1.5 Geldend bestemmingsplan

Ter plaatse van een groot deel van het plangebied geldt het bestemmingsplan Torenpad Oost 2011 (onherroepelijk op 25 november 2011).

De veranderingen ten opzichte van het vigerende bestemmingsplan Torenpad Oost 2011 zijn in onderhavig bestemmingsplan gering. Het onderliggende stedenbouwkundig plan heeft dezelfde opzet, maar verschilt in detail wel van eerdere bouwplannen. Zo zijn er op sommige plekken andere woningtypes voorzien en wijzigen de grenzen van de bestemmingsvlakken enigszins. Voor meer informatie hierover wordt verwezen naar Hoofdstuk 2, Beschrijving van het initiatief.

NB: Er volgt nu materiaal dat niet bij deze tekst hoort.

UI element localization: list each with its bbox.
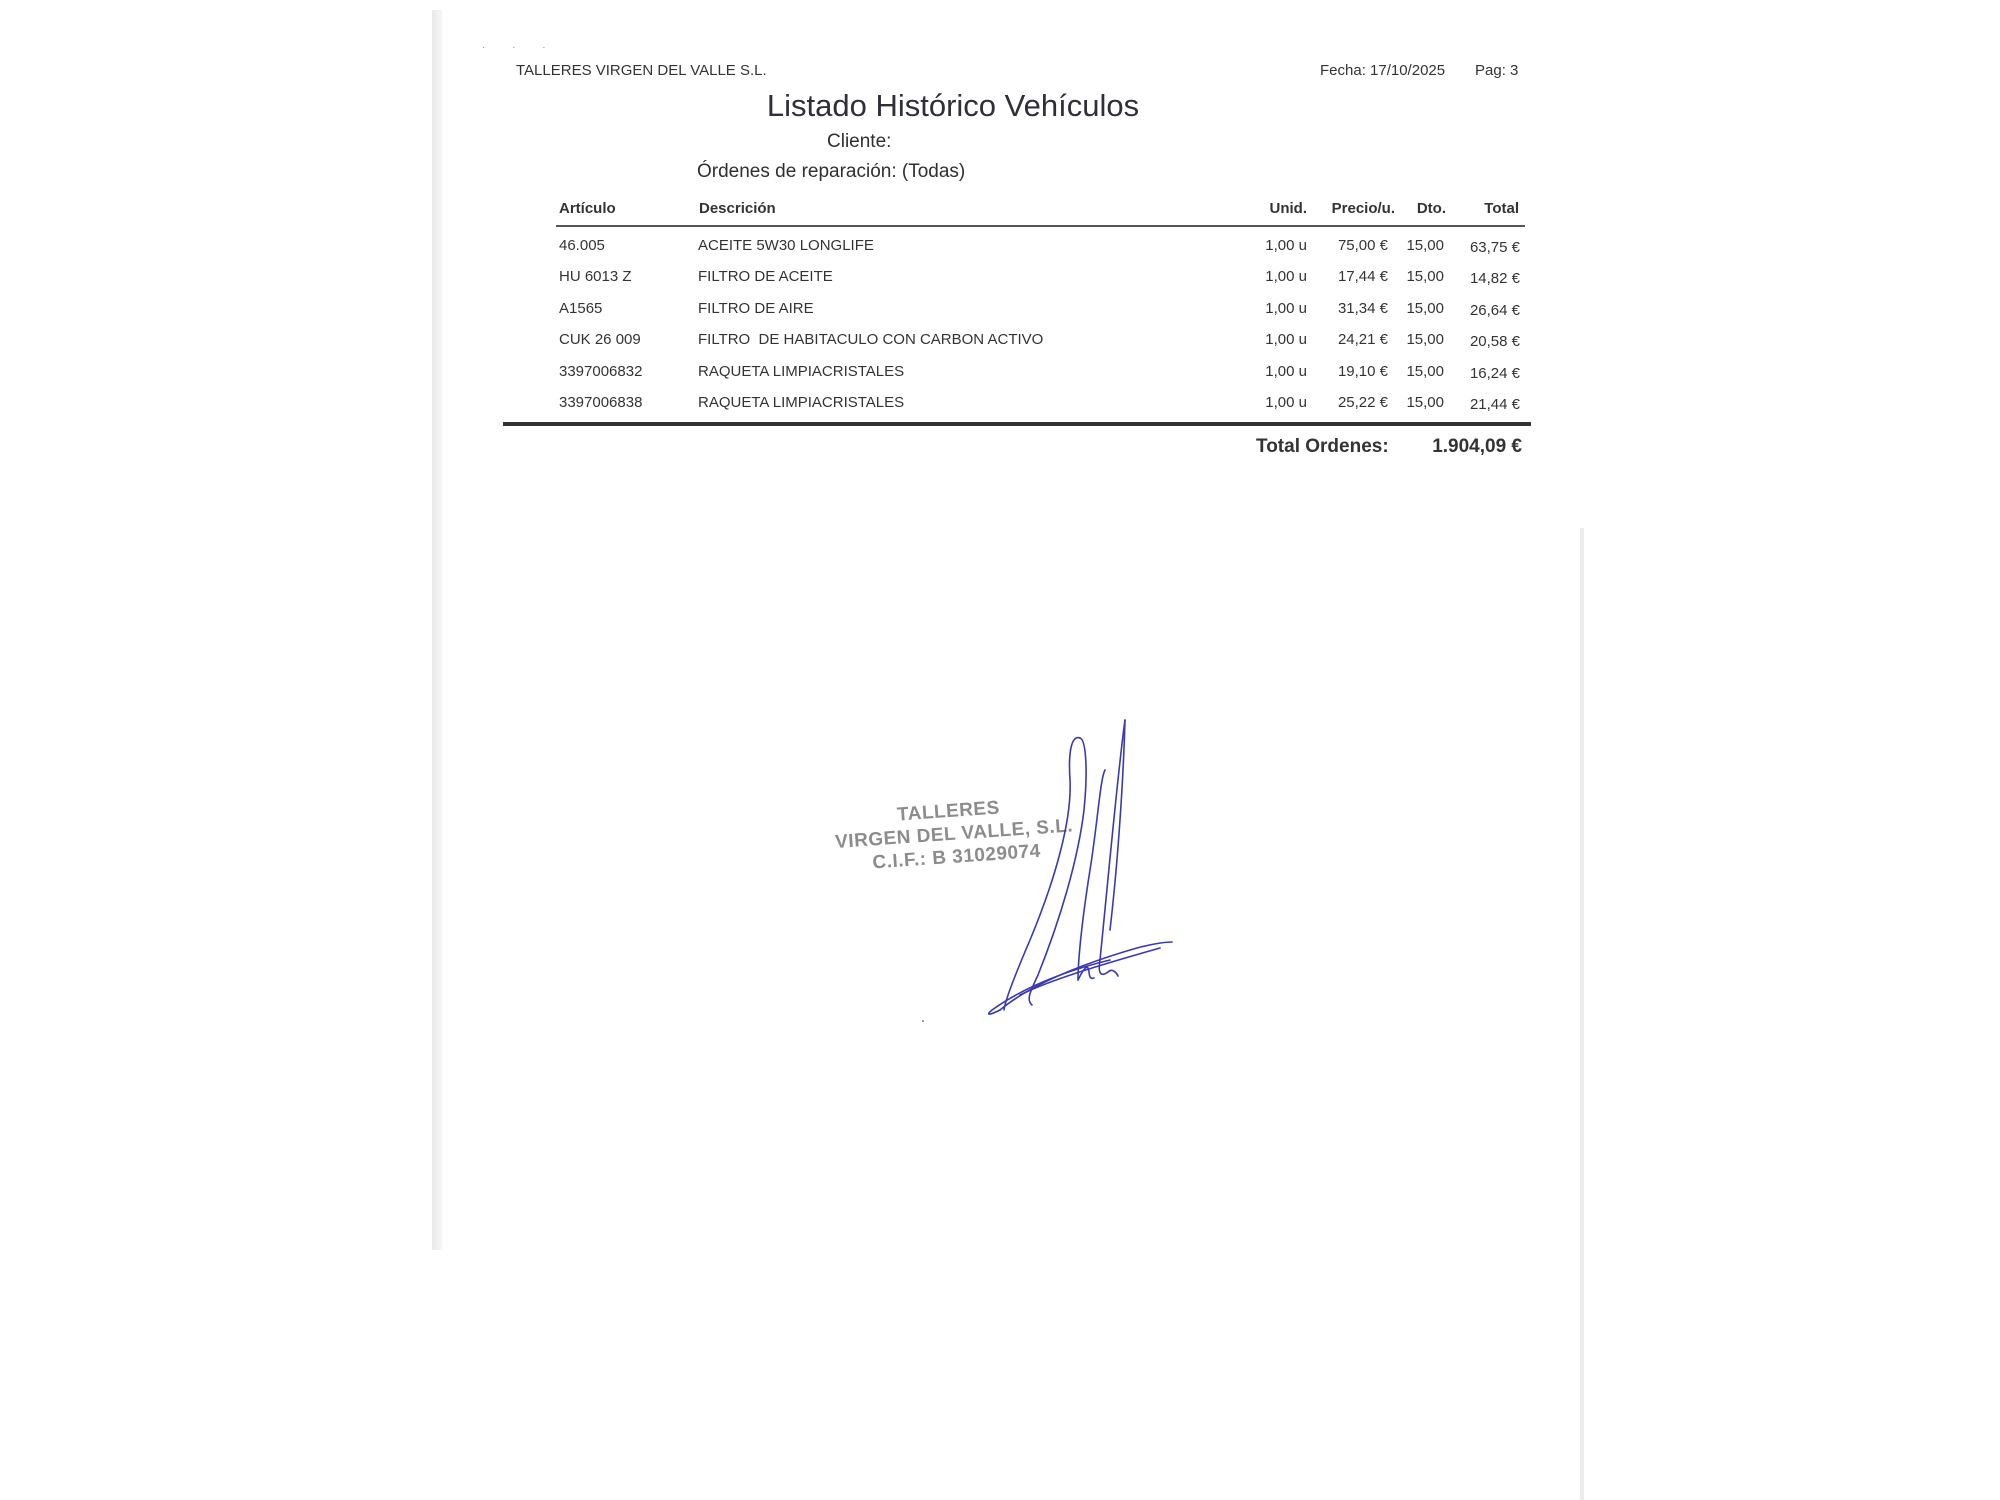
document-title: Listado Histórico Vehículos bbox=[0, 88, 1906, 124]
cell-dto: 15,00 bbox=[1406, 394, 1444, 411]
cell-articulo: 3397006832 bbox=[559, 363, 642, 380]
total-orders-label: Total Ordenes: bbox=[1256, 436, 1389, 458]
cell-dto: 15,00 bbox=[1406, 300, 1444, 317]
cell-total: 16,24 € bbox=[1470, 365, 1520, 382]
cell-precio: 19,10 € bbox=[1338, 363, 1388, 380]
cell-dto: 15,00 bbox=[1406, 363, 1444, 380]
total-orders-value: 1.904,09 € bbox=[1432, 436, 1522, 458]
cell-unid: 1,00 u bbox=[1265, 363, 1307, 380]
scan-page-edge-right bbox=[1580, 528, 1584, 1500]
cell-articulo: 3397006838 bbox=[559, 394, 642, 411]
cell-descripcion: FILTRO DE AIRE bbox=[698, 300, 814, 317]
table-row: HU 6013 ZFILTRO DE ACEITE1,00 u17,44 €15… bbox=[0, 268, 2000, 298]
header-divider bbox=[556, 225, 1525, 227]
cell-total: 63,75 € bbox=[1470, 239, 1520, 256]
table-row: CUK 26 009FILTRO DE HABITACULO CON CARBO… bbox=[0, 331, 2000, 361]
table-row: A1565FILTRO DE AIRE1,00 u31,34 €15,0026,… bbox=[0, 300, 2000, 330]
cell-precio: 17,44 € bbox=[1338, 268, 1388, 285]
scan-page-edge-left bbox=[432, 10, 442, 1250]
document-date: Fecha: 17/10/2025 bbox=[1320, 62, 1445, 79]
cell-unid: 1,00 u bbox=[1265, 331, 1307, 348]
cell-dto: 15,00 bbox=[1406, 331, 1444, 348]
scan-speck bbox=[922, 1020, 924, 1022]
cell-total: 21,44 € bbox=[1470, 396, 1520, 413]
cell-articulo: 46.005 bbox=[559, 237, 605, 254]
cell-precio: 24,21 € bbox=[1338, 331, 1388, 348]
page-number: Pag: 3 bbox=[1475, 62, 1518, 79]
column-header-descripcion: Descrición bbox=[699, 200, 776, 217]
cell-precio: 25,22 € bbox=[1338, 394, 1388, 411]
cell-articulo: HU 6013 Z bbox=[559, 268, 632, 285]
column-header-dto: Dto. bbox=[1417, 200, 1446, 217]
cell-descripcion: FILTRO DE HABITACULO CON CARBON ACTIVO bbox=[698, 331, 1043, 348]
handwritten-signature bbox=[960, 710, 1180, 1030]
cell-articulo: A1565 bbox=[559, 300, 602, 317]
cell-unid: 1,00 u bbox=[1265, 237, 1307, 254]
cell-dto: 15,00 bbox=[1406, 268, 1444, 285]
column-header-precio: Precio/u. bbox=[1332, 200, 1395, 217]
cell-articulo: CUK 26 009 bbox=[559, 331, 641, 348]
scan-specks: · · · bbox=[482, 42, 558, 53]
table-row: 3397006832RAQUETA LIMPIACRISTALES1,00 u1… bbox=[0, 363, 2000, 393]
cell-descripcion: RAQUETA LIMPIACRISTALES bbox=[698, 394, 904, 411]
table-bottom-rule bbox=[503, 422, 1531, 426]
client-label: Cliente: bbox=[827, 131, 891, 153]
company-name: TALLERES VIRGEN DEL VALLE S.L. bbox=[516, 62, 767, 79]
cell-descripcion: RAQUETA LIMPIACRISTALES bbox=[698, 363, 904, 380]
cell-descripcion: FILTRO DE ACEITE bbox=[698, 268, 833, 285]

afbeelding "i_NL.IMRO.0484.BPL13053HBD-VA01_0003.png"  
Uitsnede verbeelding vigerend bestemmingsplan Torenpad Oost 2011  

Het zuidwestelijk deel van het plangebied viel bij het opstellen van het bestemmingsplan Torenpad Oost 2011 buiten het plangebied. Hier gelden de volgende bestemmingsplannen:

Boskoop - Dorp (onherroepelijk op 2 februari 2011)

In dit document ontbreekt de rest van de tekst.